Nightingale soon realizes there is much more at work here than appears on the surface, and as he digs deeper he brings his own life into jeopardy.

This is a compellingly told tale that will leave readers sitting on the edge of their seats as the events leading to the haunting prologue start to make a terrible kind of sense that only Nightingale can resolve.


Philip Margolin brings back fan favorite private investigator Dana Cutler, previously seen in his Washington Trilogy series, in the fast-paced legal thriller Sleight of Hand. sleight-of-handjpg-670e1b783e618ea9

Dana will face a fierce opponent: the slick criminal defense lawyer Charles Benedict, a man whose talents include magic tricks–and murder.

Sent to the west coast on the trail of a stolen relic, Dana doesn’t see a connection with the missing medieval scepter until she’s deeply embroiled in the case of the missing wife of millionaire Horace Blair.

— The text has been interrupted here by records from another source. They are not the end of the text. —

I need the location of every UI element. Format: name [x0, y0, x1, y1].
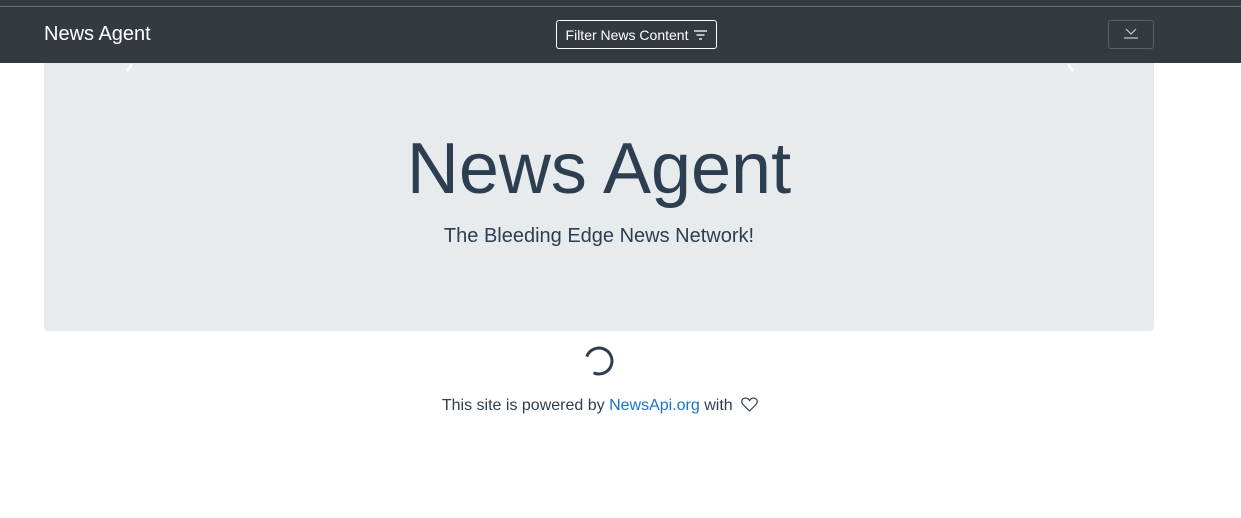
navbar: News Agent Filter News Content	[0, 7, 1241, 63]
hero-title: News Agent	[406, 129, 792, 209]
download-button[interactable]	[1108, 20, 1154, 49]
footer-suffix: with	[704, 397, 733, 414]
footer: This site is powered by NewsApi.org with	[0, 396, 1200, 418]
filter-news-button[interactable]: Filter News Content	[556, 20, 717, 49]
hero-subtitle: The Bleeding Edge News Network!	[443, 225, 755, 247]
heart-icon	[741, 397, 758, 418]
carousel-prev-icon[interactable]	[118, 63, 138, 75]
window-top-border	[0, 0, 1241, 7]
filter-lines-icon	[694, 29, 708, 40]
spinner-icon	[583, 345, 615, 377]
hero-jumbotron: News Agent The Bleeding Edge News Networ…	[44, 63, 1154, 331]
footer-prefix: This site is powered by	[441, 397, 605, 414]
newsapi-link[interactable]: NewsApi.org	[609, 397, 700, 414]
filter-news-label: Filter News Content	[565, 26, 689, 43]
navbar-brand[interactable]: News Agent	[44, 21, 151, 47]
carousel-next-icon[interactable]	[1062, 63, 1082, 75]
download-icon	[1123, 26, 1139, 44]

The action hinges on the prenuptial agreement signed by Blair and his wife, Carrie, guaranteeing her twenty million dollars if she remains faithful for the first ten years of their marriage. When Carrie disappears the week before their tenth anniversary, Horace is charged with her murder. Surely twenty million is a great motive for murder?

Blair hires Benedict to defend him, not realizing the very man who is responsible for him going free may also be responsible for the murder of his wife.

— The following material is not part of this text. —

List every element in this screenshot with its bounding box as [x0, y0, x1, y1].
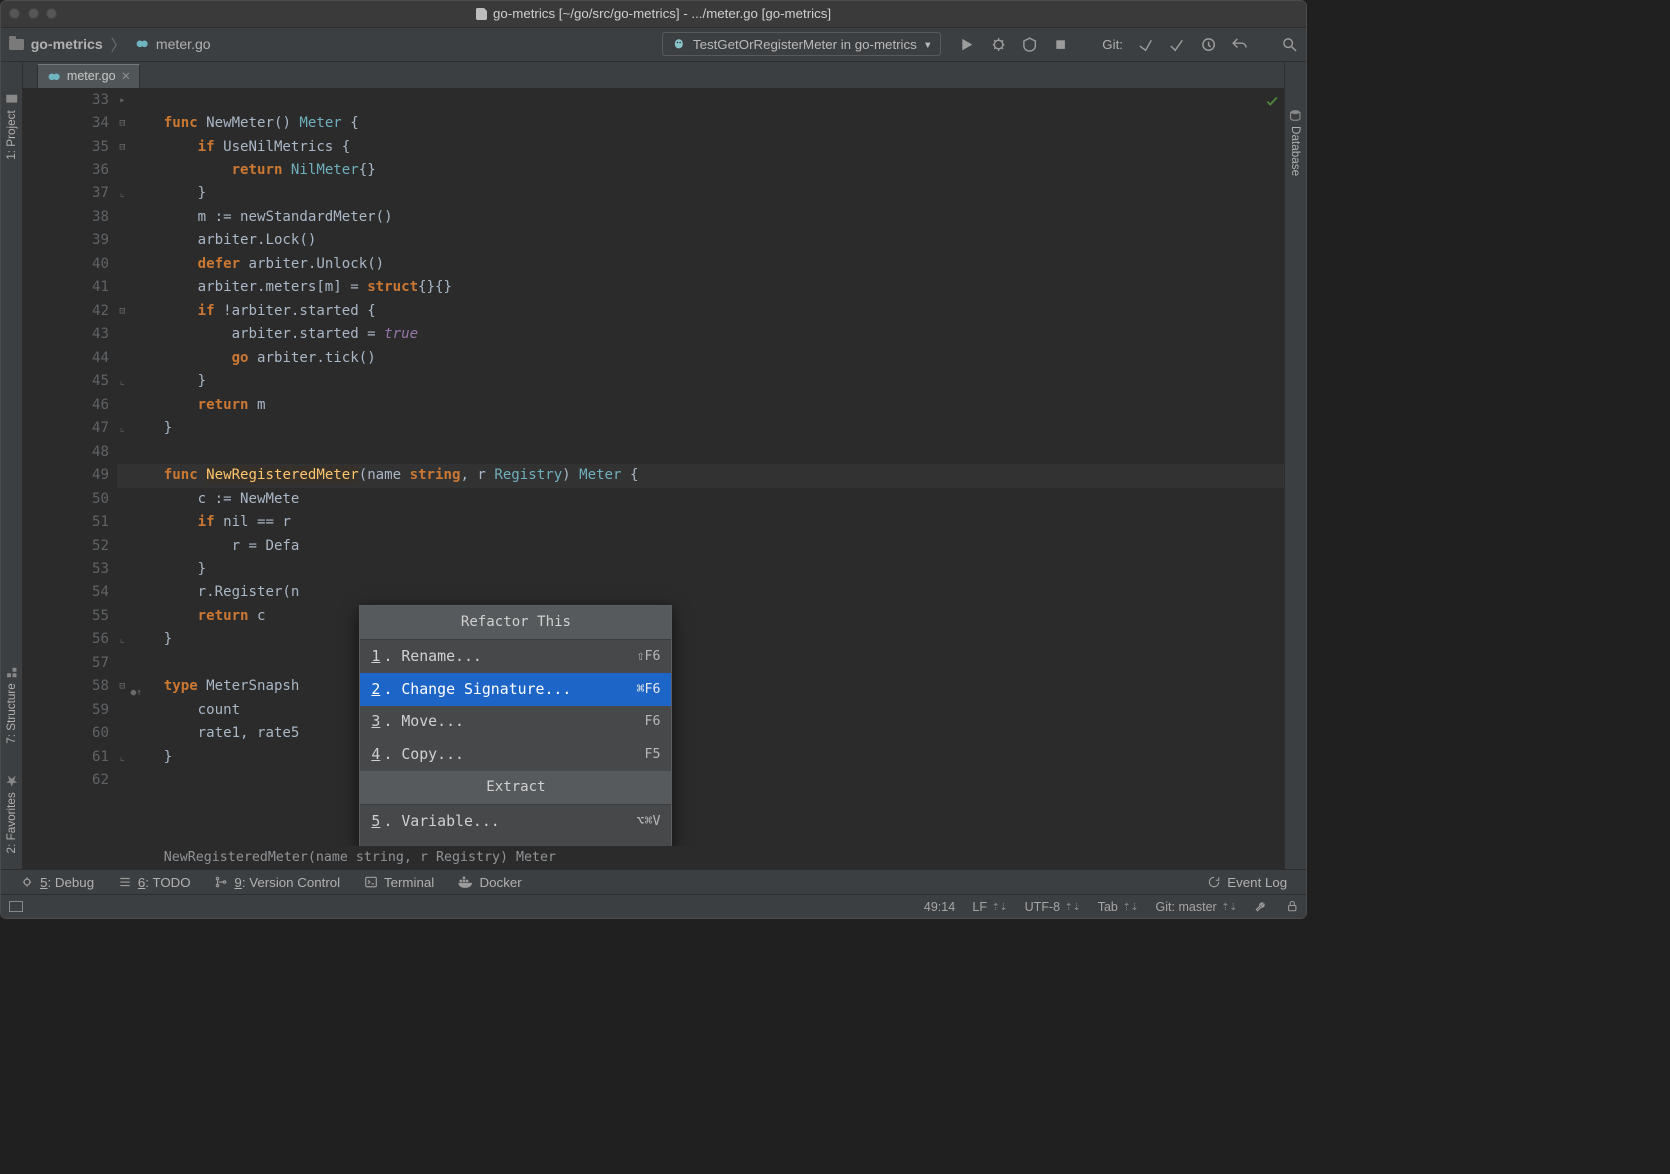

Benedict uses sleight of hand to frame Benedict for Carrie’s murder, which is the inspiration for the book’s title. His own motives prove chilling and Dana is determined to bring the lawyer down.

How Dana manages to outwit the psychopath Benedict creates the high suspense that is a hallmark of Margolin’s novels and involves readers in Dana’s hunt to bring down a cunning and cold-blooded murderer.




Lisa Jackson adds a hint of romance to her thriller, Cold Blooded, set in New Orleans and featuring Olivia Bechet, a young woman who has inherited her Grannie Gin’s ability to see through the eyes of a murderer.

When a woman’s slashed and burned corpse is found in a seedy New Orleans apartment, jaded detective Rick Bentz discounts Olivia’s reports of visualizing the bizarre ritual murder in a nightmare.

Bentz has his own demons he’s dealing with, and they certainly don’t include a tendency to believe the supposed sightings of Olivia.

Then the bodies start to pile up, and it’s obvious young college women are being targeted, with Bentz’s own daughter, Kristi, is in the mix.

Suddenly the visions he discounted start to make terrible sense, and Bentz starts to believe Olivia’s visions.

Jackson shows the killer’s point of view, too, which ups the suspense, as The Chosen One focuses in those around Bentz.

When his own brother is thrown into the mix, Bentz doesn’t know where to turn. Is his brother an innocent victim, set up to take the fall for The Chosen One? Or is his brother really the maniac who is terrorizing the area?

For those who like their action mixed with a hint of sizzle, this is a perfect, briskly-paced summer read.